Java vs C++ speed (IO & Sorting)

R

Razii

You need to fix your D program. It's doing the sorting at the output
time. How were you benchmarking without the output when c++ is already
sorted in map and you are sorting D at output time?

Can you add the internal time counter in D, move sorting above before
the time counting ends and post that version here? I want to test it
myself.
 
M

Mirek Fidler

You need to fix your D program. It's doing the sorting at the output
time. How were you benchmarking without the output when c++ is already
sorted in map and you are sorting D at output time?

Also, the benchmark is invalid with such a small text file.
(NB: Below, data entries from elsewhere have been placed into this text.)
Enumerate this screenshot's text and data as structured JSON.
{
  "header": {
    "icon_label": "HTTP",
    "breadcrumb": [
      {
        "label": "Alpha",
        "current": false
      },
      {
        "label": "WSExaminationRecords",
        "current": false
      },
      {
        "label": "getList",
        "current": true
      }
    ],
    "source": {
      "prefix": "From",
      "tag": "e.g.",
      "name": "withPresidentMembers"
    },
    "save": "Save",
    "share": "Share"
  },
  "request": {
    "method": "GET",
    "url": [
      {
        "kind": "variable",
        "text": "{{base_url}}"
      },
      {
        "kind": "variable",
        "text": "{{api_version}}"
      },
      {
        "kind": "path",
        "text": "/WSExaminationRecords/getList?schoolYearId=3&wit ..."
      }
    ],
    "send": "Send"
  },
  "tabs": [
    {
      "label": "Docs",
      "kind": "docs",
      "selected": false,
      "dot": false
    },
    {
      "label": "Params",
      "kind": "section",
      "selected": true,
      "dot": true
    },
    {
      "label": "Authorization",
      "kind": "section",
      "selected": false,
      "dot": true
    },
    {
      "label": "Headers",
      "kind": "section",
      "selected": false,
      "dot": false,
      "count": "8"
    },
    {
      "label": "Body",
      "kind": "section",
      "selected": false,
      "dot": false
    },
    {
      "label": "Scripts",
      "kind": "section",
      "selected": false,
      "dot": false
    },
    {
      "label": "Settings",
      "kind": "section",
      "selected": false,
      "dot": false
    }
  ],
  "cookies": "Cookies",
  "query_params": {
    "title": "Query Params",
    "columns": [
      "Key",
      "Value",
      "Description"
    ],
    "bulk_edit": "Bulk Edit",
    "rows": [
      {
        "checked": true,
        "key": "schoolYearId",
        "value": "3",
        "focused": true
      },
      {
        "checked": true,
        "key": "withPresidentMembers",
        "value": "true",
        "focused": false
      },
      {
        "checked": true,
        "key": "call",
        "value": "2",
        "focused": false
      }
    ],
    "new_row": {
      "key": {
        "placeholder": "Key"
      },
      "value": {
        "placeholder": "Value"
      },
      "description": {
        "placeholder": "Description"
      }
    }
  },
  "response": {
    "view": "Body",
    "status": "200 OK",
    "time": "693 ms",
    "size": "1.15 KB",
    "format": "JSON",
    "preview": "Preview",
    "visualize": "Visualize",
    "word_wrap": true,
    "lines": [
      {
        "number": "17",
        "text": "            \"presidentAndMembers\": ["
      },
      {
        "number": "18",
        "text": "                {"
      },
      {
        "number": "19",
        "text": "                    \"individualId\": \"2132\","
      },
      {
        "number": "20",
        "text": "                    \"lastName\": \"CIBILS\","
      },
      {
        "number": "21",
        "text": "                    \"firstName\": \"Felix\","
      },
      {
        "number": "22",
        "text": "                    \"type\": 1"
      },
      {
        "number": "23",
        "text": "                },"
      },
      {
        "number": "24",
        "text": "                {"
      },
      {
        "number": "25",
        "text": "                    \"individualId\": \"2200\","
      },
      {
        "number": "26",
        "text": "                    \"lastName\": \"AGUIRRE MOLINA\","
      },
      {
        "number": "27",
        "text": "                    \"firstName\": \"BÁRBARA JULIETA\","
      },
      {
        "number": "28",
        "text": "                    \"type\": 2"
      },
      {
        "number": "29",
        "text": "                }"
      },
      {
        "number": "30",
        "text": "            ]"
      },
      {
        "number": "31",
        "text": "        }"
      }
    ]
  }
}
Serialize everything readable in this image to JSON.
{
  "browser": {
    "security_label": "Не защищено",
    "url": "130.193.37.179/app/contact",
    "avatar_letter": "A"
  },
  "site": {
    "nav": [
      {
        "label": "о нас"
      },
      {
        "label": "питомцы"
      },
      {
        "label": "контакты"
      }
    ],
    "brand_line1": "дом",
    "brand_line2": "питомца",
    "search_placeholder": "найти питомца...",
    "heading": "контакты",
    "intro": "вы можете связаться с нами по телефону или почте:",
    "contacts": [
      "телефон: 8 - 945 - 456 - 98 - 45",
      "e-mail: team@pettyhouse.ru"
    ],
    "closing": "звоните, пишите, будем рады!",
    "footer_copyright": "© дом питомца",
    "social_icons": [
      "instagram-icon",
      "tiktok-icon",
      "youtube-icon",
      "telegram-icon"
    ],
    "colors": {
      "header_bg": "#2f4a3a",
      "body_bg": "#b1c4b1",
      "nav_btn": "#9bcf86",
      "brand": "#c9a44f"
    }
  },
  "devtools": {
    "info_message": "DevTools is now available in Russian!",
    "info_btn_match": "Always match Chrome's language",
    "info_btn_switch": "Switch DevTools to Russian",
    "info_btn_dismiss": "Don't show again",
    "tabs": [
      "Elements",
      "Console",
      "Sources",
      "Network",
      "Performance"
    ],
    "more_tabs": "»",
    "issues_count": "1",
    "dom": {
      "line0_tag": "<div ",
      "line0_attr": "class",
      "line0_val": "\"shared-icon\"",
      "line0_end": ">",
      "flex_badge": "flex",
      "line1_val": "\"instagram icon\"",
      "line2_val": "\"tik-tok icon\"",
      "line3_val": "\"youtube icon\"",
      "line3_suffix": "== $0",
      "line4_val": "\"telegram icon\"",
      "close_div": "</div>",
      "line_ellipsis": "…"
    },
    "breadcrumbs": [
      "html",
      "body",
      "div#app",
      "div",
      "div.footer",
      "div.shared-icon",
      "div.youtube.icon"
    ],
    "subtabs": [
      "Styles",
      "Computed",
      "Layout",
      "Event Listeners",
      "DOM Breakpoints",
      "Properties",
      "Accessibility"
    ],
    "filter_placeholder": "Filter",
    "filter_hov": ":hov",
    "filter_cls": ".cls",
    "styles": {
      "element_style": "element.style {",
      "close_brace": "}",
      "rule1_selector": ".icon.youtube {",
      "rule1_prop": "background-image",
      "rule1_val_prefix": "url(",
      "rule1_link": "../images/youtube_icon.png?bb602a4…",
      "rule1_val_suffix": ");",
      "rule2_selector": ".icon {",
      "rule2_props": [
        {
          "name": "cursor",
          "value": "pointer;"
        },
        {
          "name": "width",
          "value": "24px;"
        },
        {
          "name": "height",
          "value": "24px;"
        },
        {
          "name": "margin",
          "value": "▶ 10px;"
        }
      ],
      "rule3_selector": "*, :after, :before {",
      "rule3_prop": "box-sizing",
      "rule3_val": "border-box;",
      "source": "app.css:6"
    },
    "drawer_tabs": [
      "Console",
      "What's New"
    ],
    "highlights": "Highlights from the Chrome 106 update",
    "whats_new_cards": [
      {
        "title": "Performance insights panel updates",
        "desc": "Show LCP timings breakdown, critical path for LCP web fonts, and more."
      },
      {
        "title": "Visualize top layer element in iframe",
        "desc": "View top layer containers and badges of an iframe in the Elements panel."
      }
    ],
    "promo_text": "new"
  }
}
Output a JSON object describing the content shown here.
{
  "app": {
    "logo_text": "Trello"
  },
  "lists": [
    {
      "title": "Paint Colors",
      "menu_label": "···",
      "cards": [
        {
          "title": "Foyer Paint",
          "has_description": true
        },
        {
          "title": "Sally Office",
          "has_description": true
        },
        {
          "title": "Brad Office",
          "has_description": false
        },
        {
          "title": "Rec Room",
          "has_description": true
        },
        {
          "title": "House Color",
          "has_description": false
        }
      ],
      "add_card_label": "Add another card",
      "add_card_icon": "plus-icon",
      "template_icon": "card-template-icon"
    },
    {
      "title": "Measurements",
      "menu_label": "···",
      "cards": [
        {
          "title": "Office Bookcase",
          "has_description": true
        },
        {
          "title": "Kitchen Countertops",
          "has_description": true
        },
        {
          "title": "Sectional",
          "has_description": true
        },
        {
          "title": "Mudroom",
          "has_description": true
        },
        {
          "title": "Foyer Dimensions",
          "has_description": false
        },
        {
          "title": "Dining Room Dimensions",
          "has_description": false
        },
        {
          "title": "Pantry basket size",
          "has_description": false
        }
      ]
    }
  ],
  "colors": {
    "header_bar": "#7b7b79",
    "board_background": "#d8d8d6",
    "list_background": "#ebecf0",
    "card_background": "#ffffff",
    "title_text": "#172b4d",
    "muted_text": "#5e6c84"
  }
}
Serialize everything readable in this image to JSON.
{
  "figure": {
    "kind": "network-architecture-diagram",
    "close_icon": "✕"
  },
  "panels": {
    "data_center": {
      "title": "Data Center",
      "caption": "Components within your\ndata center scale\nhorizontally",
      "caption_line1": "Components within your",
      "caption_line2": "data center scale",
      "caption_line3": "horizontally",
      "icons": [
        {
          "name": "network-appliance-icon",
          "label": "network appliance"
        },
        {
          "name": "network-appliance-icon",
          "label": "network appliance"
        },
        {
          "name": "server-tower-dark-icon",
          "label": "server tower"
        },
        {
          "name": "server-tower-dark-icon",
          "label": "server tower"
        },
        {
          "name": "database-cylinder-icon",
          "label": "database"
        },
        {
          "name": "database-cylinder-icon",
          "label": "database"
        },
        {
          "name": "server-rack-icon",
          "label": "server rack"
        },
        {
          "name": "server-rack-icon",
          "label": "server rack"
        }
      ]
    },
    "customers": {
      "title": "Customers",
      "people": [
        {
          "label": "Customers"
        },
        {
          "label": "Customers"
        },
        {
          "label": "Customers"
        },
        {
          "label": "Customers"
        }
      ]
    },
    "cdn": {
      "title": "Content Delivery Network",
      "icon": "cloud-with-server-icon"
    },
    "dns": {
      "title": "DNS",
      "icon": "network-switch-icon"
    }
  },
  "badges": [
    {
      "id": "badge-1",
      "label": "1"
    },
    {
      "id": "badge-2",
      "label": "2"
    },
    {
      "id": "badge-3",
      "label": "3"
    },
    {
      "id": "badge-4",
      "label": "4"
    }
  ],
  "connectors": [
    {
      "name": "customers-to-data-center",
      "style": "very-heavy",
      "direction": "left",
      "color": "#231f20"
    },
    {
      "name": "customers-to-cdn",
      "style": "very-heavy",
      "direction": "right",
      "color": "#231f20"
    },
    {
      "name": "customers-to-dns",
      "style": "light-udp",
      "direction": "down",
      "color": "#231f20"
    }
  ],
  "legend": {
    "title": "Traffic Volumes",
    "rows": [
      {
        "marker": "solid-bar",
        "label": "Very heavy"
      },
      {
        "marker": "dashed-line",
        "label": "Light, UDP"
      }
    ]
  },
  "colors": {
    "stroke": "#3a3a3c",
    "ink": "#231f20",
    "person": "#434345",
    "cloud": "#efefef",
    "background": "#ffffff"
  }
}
How can
you say it's benchmark when time is 16ms in one run and 32 ms in the
next?

Use bible.txt (3 meg) and bible2.txt (40 meg, 10x bible)

Eh, first things first: I am not related with D, it is not "my D
program".

In fact, I was benchmarking it to compare it with U++ implementation
(which I am related to). In that process, I have just commented that
part out in D code (in C++ - U++, there is a macro NOOUTPUT).

And yes, I was benchmarking with bigger file, in fact about 2 meg one,
for the exact reason you suggest. Details are in second link I have
posted:

http://www.ultimatepp.org/www$uppweb$vsd$en-us.html

FYI, my overal position is that C++ core language is fast as hell, but
the problem is standard library - it is a crap. Both the design is
grossly outdated and average implementation is not very well
optimized.

I will show you numbers soon :)

Mirek
 
M

Mirek Fidler

You need to fix your D program. It's doing the sorting at the output
time. How were you benchmarking without the output when c++ is already
sorted in map and you are sorting D at output time?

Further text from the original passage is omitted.